When honorable behavior is more about attitude and spirit than rules and regulations, good things happen. When decent, self-respecting behavior is guided by personal integrity and a genuine concern for others—whether encouraged by the Lower School’s Code of Conduct or the Middle and Upper School’s Honor Code—everybody wins.
When students conduct themselves in a moral and decent manner, they not only benefit themselves but serve as valuable contributors to their school and the larger world. This belief is underscored by our requirement that all students, from the youngest to the college-bound, give back to the community each year through community and civic engagement.
When students take responsibility for themselves as well as for their peers, the community as a whole is strengthened, a belief underscored by our Honor Board.
Just as each student is responsible for upholding the community’s standards, a committee of students and faculty is responsible for ensuring that every student is familiar with and governed by our Honor Code.
Authored by Pingry students, 1926 Adopted by Pingry faculty, 1949 Revised, 1988
Pingry believes that students should understand and live by standards of honorable behavior, which are essentially a matter of attitude and spirit rather than a system of rules and regulations. Decent, self-respecting behavior must be based on personal integrity and genuine concern for others and on the ethical principles which are the basis of civilized society.
The members of the Pingry community should conduct themselves in a trustworthy manner that will further the best interests of the school, their class, and any teams or clubs to which they belong. They should act as responsible members of the community, working for the common good rather than solely for personal advantage.

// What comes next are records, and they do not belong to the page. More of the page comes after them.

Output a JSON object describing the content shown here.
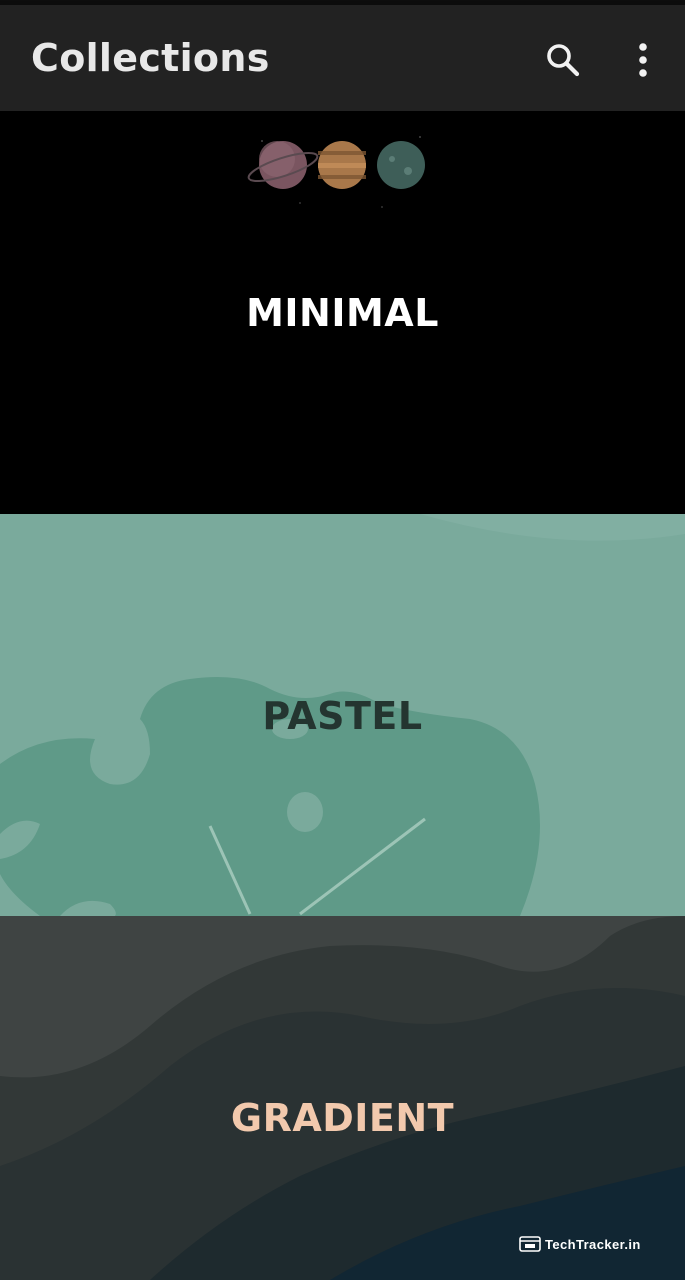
{
  "app_bar": {
    "title": "Collections",
    "actions": [
      {
        "name": "search",
        "icon": "search-icon"
      },
      {
        "name": "more",
        "icon": "more-vert-icon"
      }
    ]
  },
  "collections": [
    {
      "label": "MINIMAL",
      "label_color": "#ffffff",
      "background": "#000000"
    },
    {
      "label": "PASTEL",
      "label_color": "#243530",
      "background": "#7aaa9c"
    },
    {
      "label": "GRADIENT",
      "label_color": "#f2c9ad",
      "background": "#3a3e3d"
    }
  ],
  "watermark": {
    "text": "TechTracker.in"
  },
  "colors": {
    "app_bar": "#222222",
    "app_bar_text": "#e8e8e8"
  }
}
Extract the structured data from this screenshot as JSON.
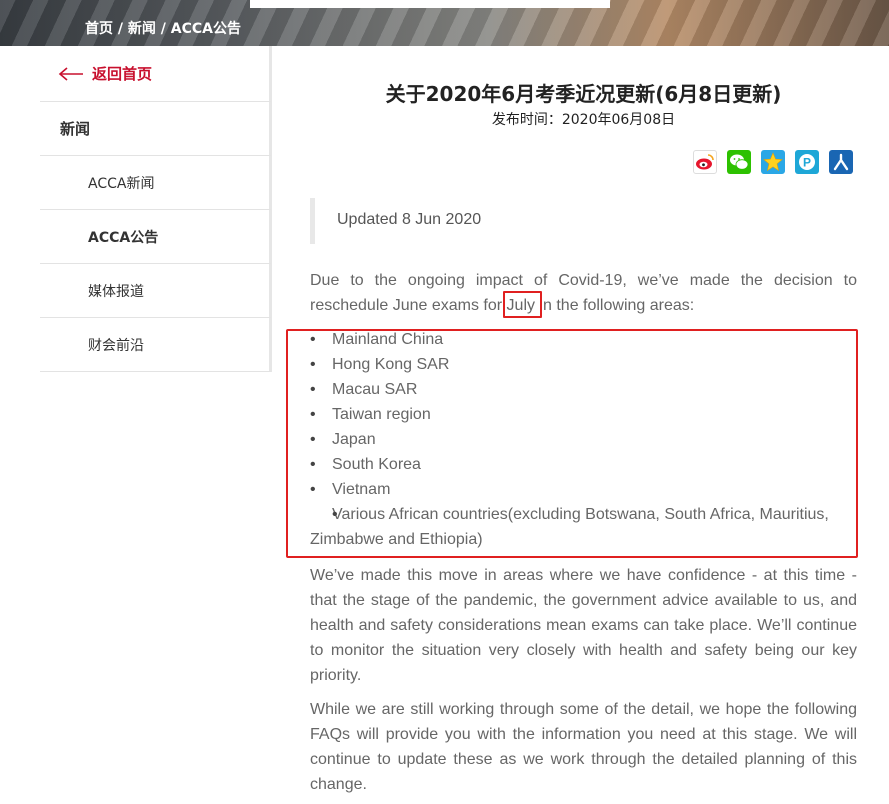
{
  "breadcrumb": {
    "home": "首页",
    "sep1": " / ",
    "news": "新闻",
    "sep2": " / ",
    "current": "ACCA公告"
  },
  "sidebar": {
    "back_label": "返回首页",
    "heading": "新闻",
    "items": [
      {
        "label": "ACCA新闻"
      },
      {
        "label": "ACCA公告"
      },
      {
        "label": "媒体报道"
      },
      {
        "label": "财会前沿"
      }
    ]
  },
  "article": {
    "title": "关于2020年6月考季近况更新(6月8日更新)",
    "pub_date": "发布时间：2020年06月08日",
    "share_icons": [
      "weibo-icon",
      "wechat-icon",
      "qzone-icon",
      "pinyou-icon",
      "renren-icon"
    ],
    "updated": "Updated 8 Jun 2020",
    "intro_before": "Due to the ongoing impact of Covid-19, we’ve made the decision to reschedule June exams for ",
    "intro_highlight": "July",
    "intro_after": " in the following areas:",
    "areas": [
      "Mainland China",
      "Hong Kong SAR",
      "Macau SAR",
      "Taiwan region",
      "Japan",
      "South Korea",
      "Vietnam",
      "Various African countries(excluding Botswana, South Africa, Mauritius, Zimbabwe and Ethiopia)"
    ],
    "para2": "We’ve made this move in areas where we have confidence - at this time - that the stage of the pandemic, the government advice available to us, and health and safety considerations mean exams can take place. We’ll continue to monitor the situation very closely with health and safety being our key priority.",
    "para3": "While we are still working through some of the detail, we hope the following FAQs will provide you with the information you need at this stage. We will continue to update these as we work through the detailed planning of this change."
  },
  "colors": {
    "accent": "#c8102e",
    "highlight_box": "#e02020"
  }
}
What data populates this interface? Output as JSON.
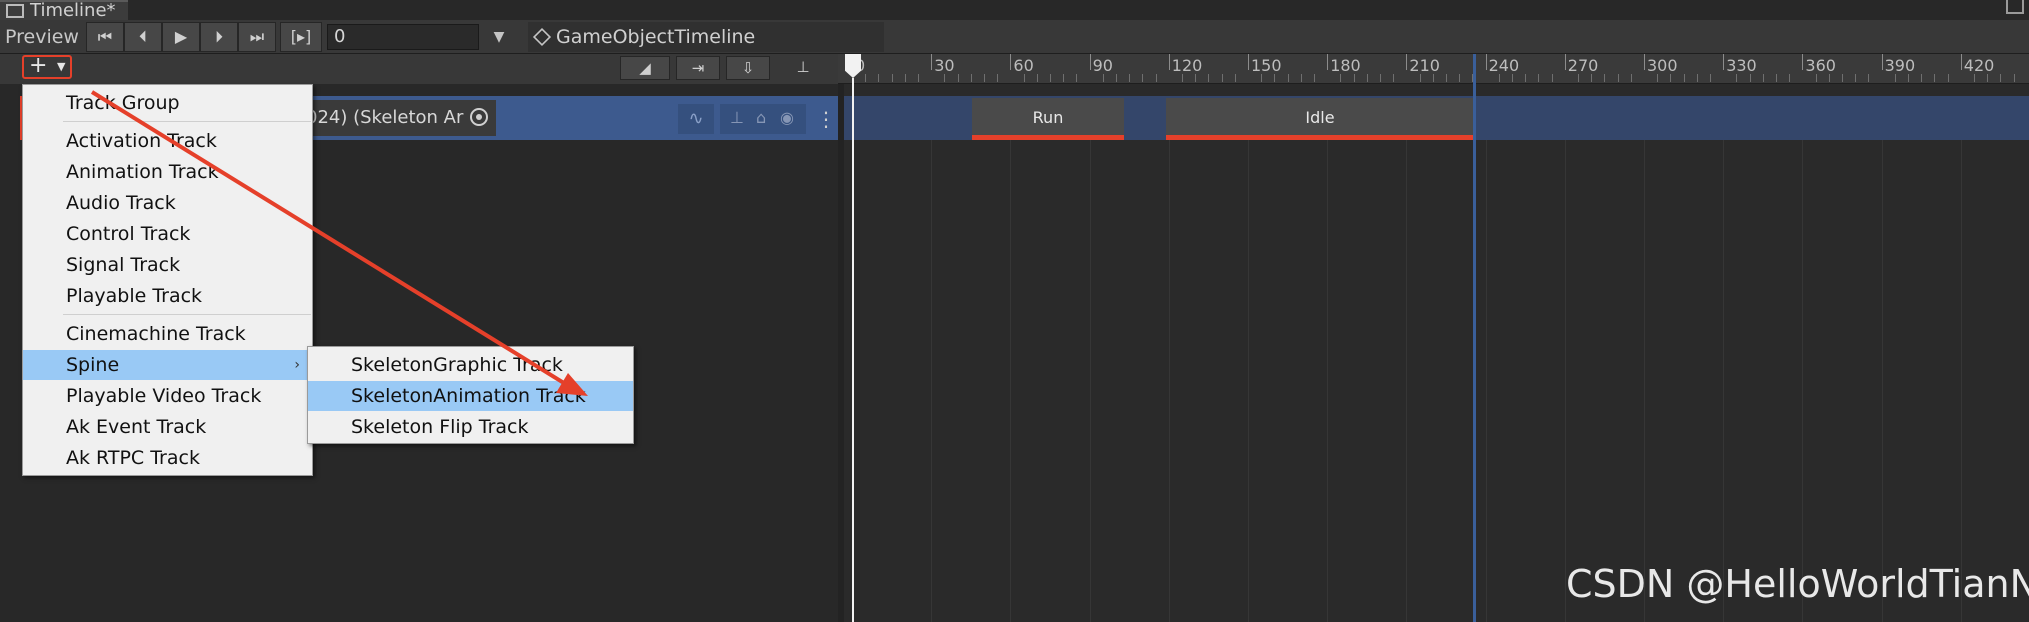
{
  "window": {
    "tab_title": "Timeline*"
  },
  "toolbar": {
    "preview_label": "Preview",
    "buttons": [
      "⏮",
      "⏴",
      "▶",
      "⏵",
      "⏭",
      "[▸]"
    ],
    "frame_value": "0",
    "breadcrumb": "GameObjectTimeline (GameObject)"
  },
  "ruler": {
    "labels": [
      "0",
      "30",
      "60",
      "90",
      "120",
      "150",
      "180",
      "210",
      "240",
      "270",
      "300",
      "330",
      "360",
      "390",
      "420"
    ]
  },
  "track": {
    "name": "024) (Skeleton Ar"
  },
  "clips": [
    {
      "label": "Run"
    },
    {
      "label": "Idle"
    }
  ],
  "add_menu": {
    "items": [
      {
        "label": "Track Group"
      },
      {
        "label": "Activation Track"
      },
      {
        "label": "Animation Track"
      },
      {
        "label": "Audio Track"
      },
      {
        "label": "Control Track"
      },
      {
        "label": "Signal Track"
      },
      {
        "label": "Playable Track"
      },
      {
        "label": "Cinemachine Track"
      },
      {
        "label": "Spine",
        "selected": true,
        "has_submenu": true
      },
      {
        "label": "Playable Video Track"
      },
      {
        "label": "Ak Event Track"
      },
      {
        "label": "Ak RTPC Track"
      }
    ]
  },
  "spine_submenu": {
    "items": [
      {
        "label": "SkeletonGraphic Track"
      },
      {
        "label": "SkeletonAnimation Track",
        "selected": true
      },
      {
        "label": "Skeleton Flip Track"
      }
    ]
  },
  "watermark": "CSDN @HelloWorldTianNa",
  "colors": {
    "accent_red": "#e5402a",
    "selection_blue": "#99c9f5",
    "track_blue": "#3d5a8e"
  }
}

They should honor the rights of others, conducting themselves at all times in a moral and decent manner while at Pingry and throughout their lives as citizens of and contributors to the larger community of the world.
The Honor System, which governs the Honor Code, was established in 1926 on the initiative of the Senior Class Council and was approved by the Student Council and accepted and signed by all members of the School. It is one of the most respected traditions of The Pingry School. Under its provisions, all students will uphold their honor by never cheating on any quiz, test, or examination, and by not copying from any book or other student’s paper when doing homework. The Honor Code also applies to research done on the Internet. The purpose is to stimulate the moral growth of the student and to cultivate an atmosphere of trust and confidence between the faculty and student.